The highly anticipated GPT-5 project (codenamed Orion) has been in development for over 18 months but has yet to be released. According to a recent report from The Wall Street Journal, insiders have revealed that despite Orion's performance exceeding that of OpenAI's existing models, the advancements are not sufficient to justify the continued investment of substantial costs. Even more concerning is the global shortage of data, which may be the biggest obstacle to GPT-5 reaching a higher level of intelligence.

It is reported that GPT-5 has undergone at least two training sessions, each revealing new issues that did not meet researchers' expectations. Each round of training takes several months, with costs reaching up to $500 million. The project's success and its timeline remain uncertain.

OpenAI, ChatGPT, Artificial Intelligence, AI

Challenges in Training: Data Bottleneck Emerges

Since the release of GPT-4 in March 2023, OpenAI has begun developing GPT-5. Typically, the capabilities of AI models improve as the volume of data they consume increases. The training process requires massive amounts of data, takes months, and relies on numerous expensive computing chips. OpenAI CEO Altman has revealed that the cost of training GPT-4 exceeded $100 million, and future AI model training costs are expected to surpass $1 billion.

To mitigate risks, OpenAI usually conducts small-scale trials to validate model feasibility. However, the development of GPT-5 has faced challenges from the outset. In mid-2023, OpenAI launched an experimental training called "Arrakis" to test the new design of GPT-5. Yet, the training progressed slowly and was costly, with experimental results indicating that the development of GPT-5 is more complex and difficult than originally anticipated.

As a result, OpenAI's research team decided to make a series of technical adjustments to Orion and realized that the existing public internet data could no longer meet the model's needs. To enhance GPT-5's performance, they urgently require a wider variety of higher-quality data.

"Creating Data from Scratch": Addressing the Data Shortage

To tackle the issue of insufficient data, OpenAI has decided to "create data from scratch." They have hired software engineers and mathematicians to write new software code or solve mathematical problems, allowing Orion to learn from these tasks. OpenAI also engages these experts to explain their work processes, converting human wisdom into knowledge that machines can learn.

Many researchers believe that code, as the language of software, can help large models solve problems they have not encountered before. Jonathan Siddharth, CEO of Turing, stated, "We are transferring human wisdom from the human brain to the machine brain."

OpenAI has even collaborated with experts from fields like theoretical physics to explain how to solve challenges in their respective domains. However, this "creating data from scratch" approach is not very efficient. The training data for GPT-4 amounted to approximately 13 trillion tokens, and even with 1,000 people writing 5,000 words daily, it would take months to produce 1 billion tokens.

To accelerate training, OpenAI has also attempted to use AI-generated "synthetic data." However, research has shown that using AI-generated data for AI training can sometimes lead to errors or nonsensical outputs. In response, OpenAI scientists believe that using data generated by o1 can help avoid these issues.

Internal and External Challenges: OpenAI Faces Multiple Obstacles

OpenAI is not only facing technical challenges but also internal turmoil and talent poaching from competitors. Additionally, the dual pressures of technology and funding are increasing. Each training session costs up to $500 million, and the final training costs are likely to exceed $1 billion.
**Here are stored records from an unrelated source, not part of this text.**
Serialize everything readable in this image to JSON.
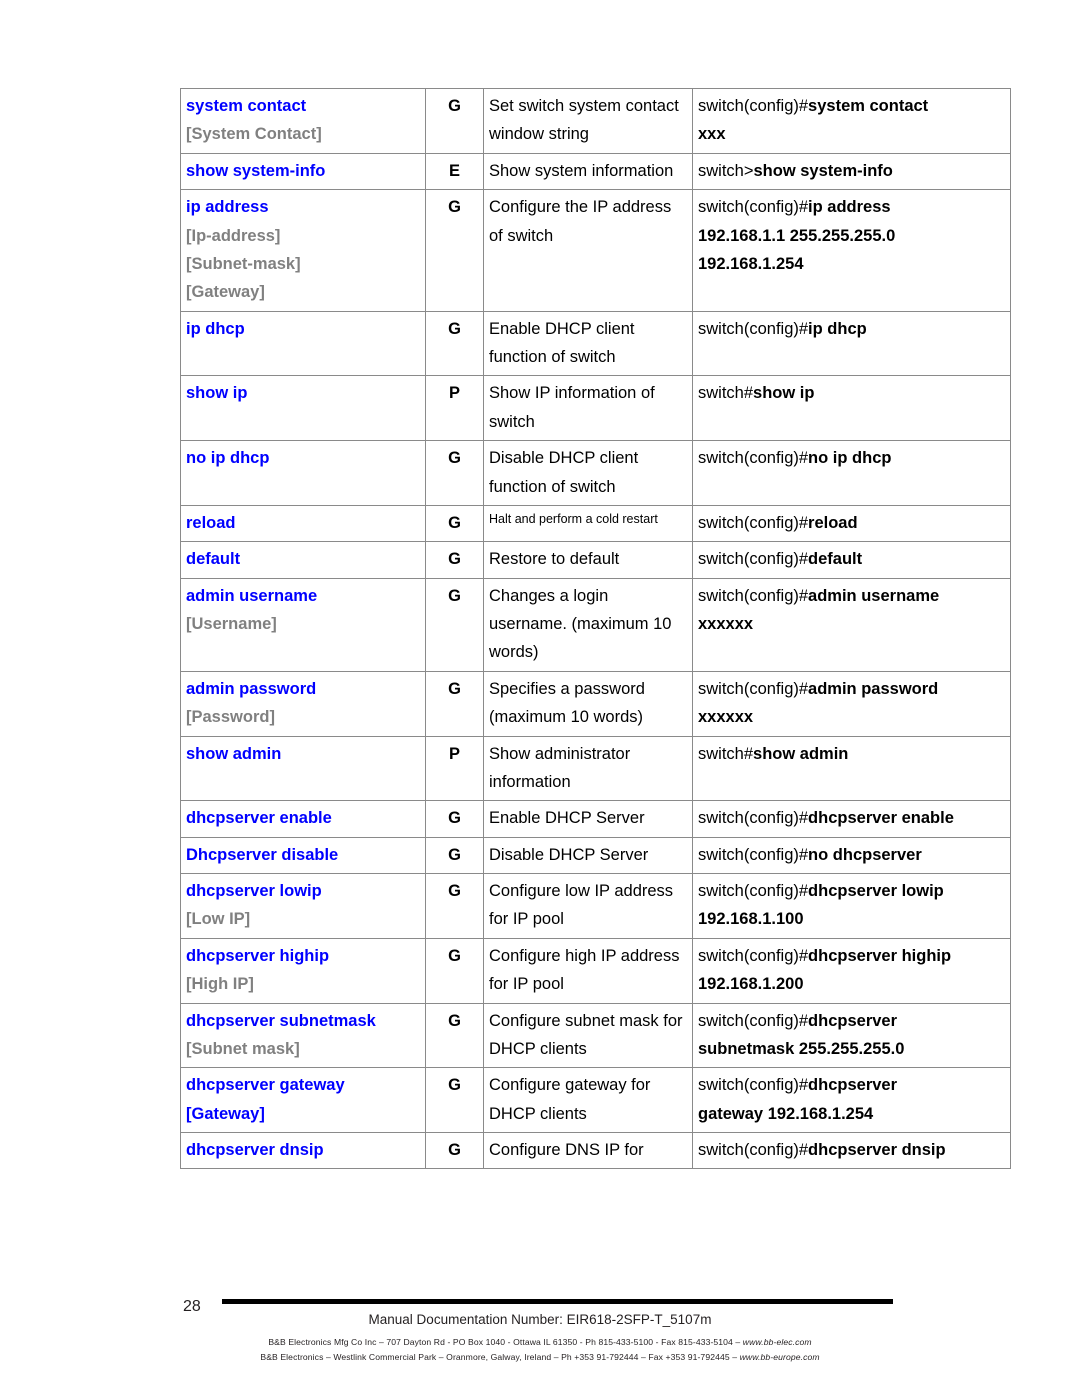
{
  "table": {
    "rows": [
      {
        "command": "system contact",
        "params": [
          {
            "text": "[System Contact]",
            "style": "gray"
          }
        ],
        "mode": "G",
        "description": "Set switch system contact window string",
        "description_small": false,
        "example_prompt": "switch(config)#",
        "example_command": "system contact",
        "example_value": "xxx"
      },
      {
        "command": "show system-info",
        "params": [],
        "mode": "E",
        "description": "Show system information",
        "description_small": false,
        "example_prompt": "switch>",
        "example_command": "show system-info",
        "example_value": ""
      },
      {
        "command": "ip address",
        "params": [
          {
            "text": "[Ip-address]",
            "style": "gray"
          },
          {
            "text": "[Subnet-mask]",
            "style": "gray"
          },
          {
            "text": "[Gateway]",
            "style": "gray"
          }
        ],
        "mode": "G",
        "description": "Configure the IP address of switch",
        "description_small": false,
        "example_prompt": "switch(config)#",
        "example_command": "ip address",
        "example_value": "192.168.1.1 255.255.255.0",
        "example_value2": "192.168.1.254"
      },
      {
        "command": "ip dhcp",
        "params": [],
        "mode": "G",
        "description": "Enable DHCP client function of switch",
        "description_small": false,
        "example_prompt": "switch(config)#",
        "example_command": "ip dhcp",
        "example_value": ""
      },
      {
        "command": "show ip",
        "params": [],
        "mode": "P",
        "description": "Show IP information of switch",
        "description_small": false,
        "example_prompt": "switch#",
        "example_command": "show ip",
        "example_value": ""
      },
      {
        "command": "no ip dhcp",
        "params": [],
        "mode": "G",
        "description": "Disable DHCP client function of switch",
        "description_small": false,
        "example_prompt": "switch(config)#",
        "example_command": "no ip dhcp",
        "example_value": ""
      },
      {
        "command": "reload",
        "params": [],
        "mode": "G",
        "description": "Halt and perform a cold restart",
        "description_small": true,
        "example_prompt": "switch(config)#",
        "example_command": "reload",
        "example_value": ""
      },
      {
        "command": "default",
        "params": [],
        "mode": "G",
        "description": "Restore to default",
        "description_small": false,
        "example_prompt": "switch(config)#",
        "example_command": "default",
        "example_value": ""
      },
      {
        "command": "admin username",
        "params": [
          {
            "text": "[Username]",
            "style": "gray"
          }
        ],
        "mode": "G",
        "description": "Changes a login username. (maximum 10 words)",
        "description_small": false,
        "example_prompt": "switch(config)#",
        "example_command": "admin username",
        "example_value": "xxxxxx"
      },
      {
        "command": "admin password",
        "params": [
          {
            "text": "[Password]",
            "style": "gray"
          }
        ],
        "mode": "G",
        "description": "Specifies a password (maximum 10 words)",
        "description_small": false,
        "example_prompt": "switch(config)#",
        "example_command": "admin password",
        "example_value": "xxxxxx"
      },
      {
        "command": "show admin",
        "params": [],
        "mode": "P",
        "description": "Show administrator information",
        "description_small": false,
        "example_prompt": "switch#",
        "example_command": "show admin",
        "example_value": ""
      },
      {
        "command": "dhcpserver enable",
        "params": [],
        "mode": "G",
        "description": "Enable DHCP Server",
        "description_small": false,
        "example_prompt": "switch(config)#",
        "example_command": "dhcpserver enable",
        "example_value": ""
      },
      {
        "command": "Dhcpserver disable",
        "params": [],
        "mode": "G",
        "description": "Disable DHCP Server",
        "description_small": false,
        "example_prompt": "switch(config)#",
        "example_command": "no dhcpserver",
        "example_value": ""
      },
      {
        "command": "dhcpserver lowip",
        "params": [
          {
            "text": "[Low IP]",
            "style": "gray"
          }
        ],
        "mode": "G",
        "description": "Configure low IP address for IP pool",
        "description_small": false,
        "example_prompt": "switch(config)#",
        "example_command": "dhcpserver lowip",
        "example_value": "192.168.1.100"
      },
      {
        "command": "dhcpserver highip",
        "params": [
          {
            "text": "[High IP]",
            "style": "gray"
          }
        ],
        "mode": "G",
        "description": "Configure high IP address for IP pool",
        "description_small": false,
        "example_prompt": "switch(config)#",
        "example_command": "dhcpserver highip",
        "example_value": "192.168.1.200"
      },
      {
        "command": "dhcpserver subnetmask",
        "params": [
          {
            "text": "[Subnet mask]",
            "style": "gray"
          }
        ],
        "mode": "G",
        "description": "Configure subnet mask for DHCP clients",
        "description_small": false,
        "example_prompt": "switch(config)#",
        "example_command": "dhcpserver",
        "example_value": "subnetmask 255.255.255.0"
      },
      {
        "command": "dhcpserver gateway",
        "params": [
          {
            "text": "[Gateway]",
            "style": "blue"
          }
        ],
        "mode": "G",
        "description": "Configure gateway for DHCP clients",
        "description_small": false,
        "example_prompt": "switch(config)#",
        "example_command": "dhcpserver",
        "example_value": "gateway 192.168.1.254"
      },
      {
        "command": "dhcpserver dnsip",
        "params": [],
        "mode": "G",
        "description": "Configure DNS IP for",
        "description_small": false,
        "example_prompt": "switch(config)#",
        "example_command": "dhcpserver dnsip",
        "example_value": ""
      }
    ]
  },
  "footer": {
    "page_number": "28",
    "manual_line": "Manual Documentation Number: EIR618-2SFP-T_5107m",
    "address_us": "B&B Electronics Mfg Co Inc – 707 Dayton Rd - PO Box 1040 - Ottawa IL 61350 - Ph 815-433-5100 - Fax 815-433-5104 – ",
    "site_us": "www.bb-elec.com",
    "address_eu": "B&B Electronics – Westlink Commercial Park – Oranmore, Galway, Ireland – Ph +353 91-792444 – Fax +353 91-792445 – ",
    "site_eu": "www.bb-europe.com"
  },
  "colors": {
    "command_blue": "#0000ff",
    "param_gray": "#808080",
    "border": "#8a8a8a"
  }
}
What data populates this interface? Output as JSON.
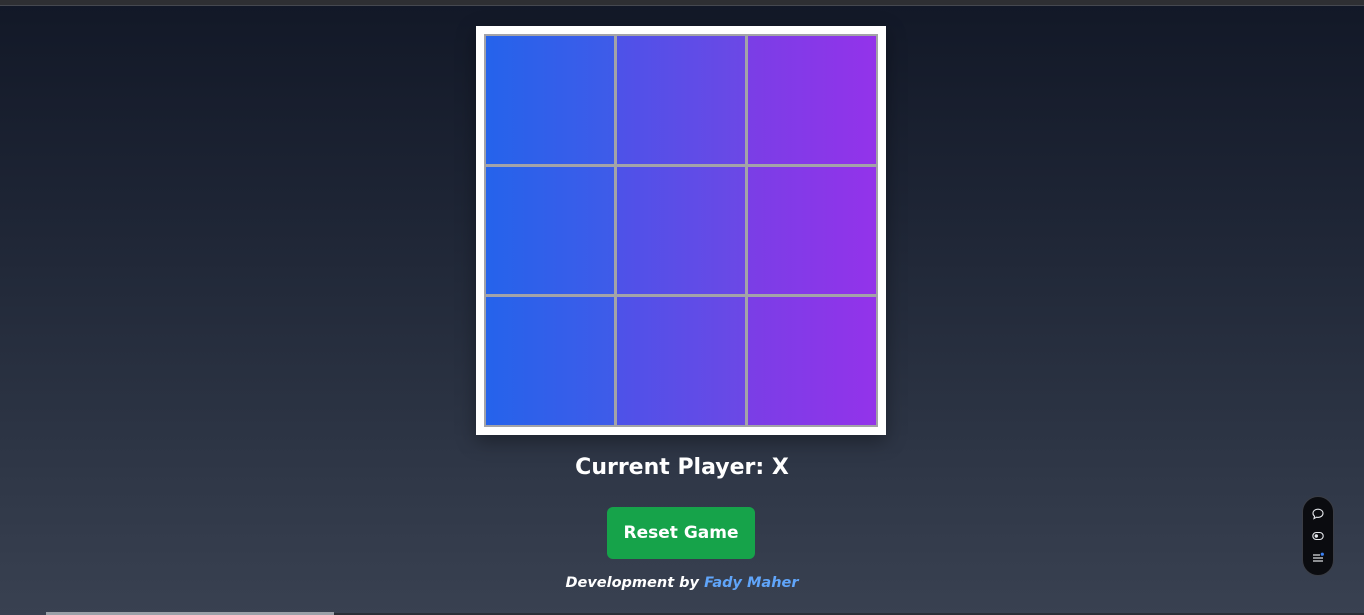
{
  "game": {
    "board": [
      [
        "",
        "",
        ""
      ],
      [
        "",
        "",
        ""
      ],
      [
        "",
        "",
        ""
      ]
    ],
    "status_text": "Current Player: X",
    "current_player": "X"
  },
  "controls": {
    "reset_label": "Reset Game"
  },
  "footer": {
    "prefix": "Development by",
    "author": "Fady Maher"
  },
  "floating_toolbar": {
    "icons": [
      "chat-bubble-icon",
      "toggle-icon",
      "list-settings-icon"
    ]
  },
  "colors": {
    "cell_gradient_start": "#2563eb",
    "cell_gradient_end": "#9333ea",
    "reset_button": "#16a34a",
    "author_link": "#60a5fa",
    "grid_lines": "#a3a3a8"
  }
}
Meanwhile, competitors like Anthropic and Google are also launching next-generation models in an attempt to surpass OpenAI.

Talent loss and internal disagreements have further slowed development progress. Last year, the OpenAI board abruptly fired Altman, leading some researchers to question the company's future. Although Altman was quickly reinstated as CEO and began reforming the corporate governance structure, more than 20 key executives, researchers, and long-term employees, including co-founder and chief scientist Ilya Sutskever and technical lead Mira Murati, have left since the beginning of this year.

As the Orion project stalls, OpenAI has started developing other projects and applications, including a simplified version of GPT-4 and an AI video generation product called Sora. However, this has resulted in competition for limited computing resources among different teams, particularly intense competition between the new product development team and the Orion research team.

Bottlenecks in AI Development? The Industry Faces Deep Reflection

The predicament of GPT-5 may reveal a larger industry question: Is AI approaching a "bottleneck" in development? Industry insiders point out that the strategy of relying on massive data and larger models is gradually failing. Former OpenAI scientist Sutskever has stated, "We have only one internet," and the growth of data is slowing down, with the "fossil fuel" that has driven AI leaps gradually depleting.

Regarding the future of GPT-5, Altman has not provided a clear timeline. We still cannot determine when or if OpenAI will launch a model worthy of being called GPT-5. This dilemma surrounding GPT-5 has also sparked deep reflection on the future direction of AI development.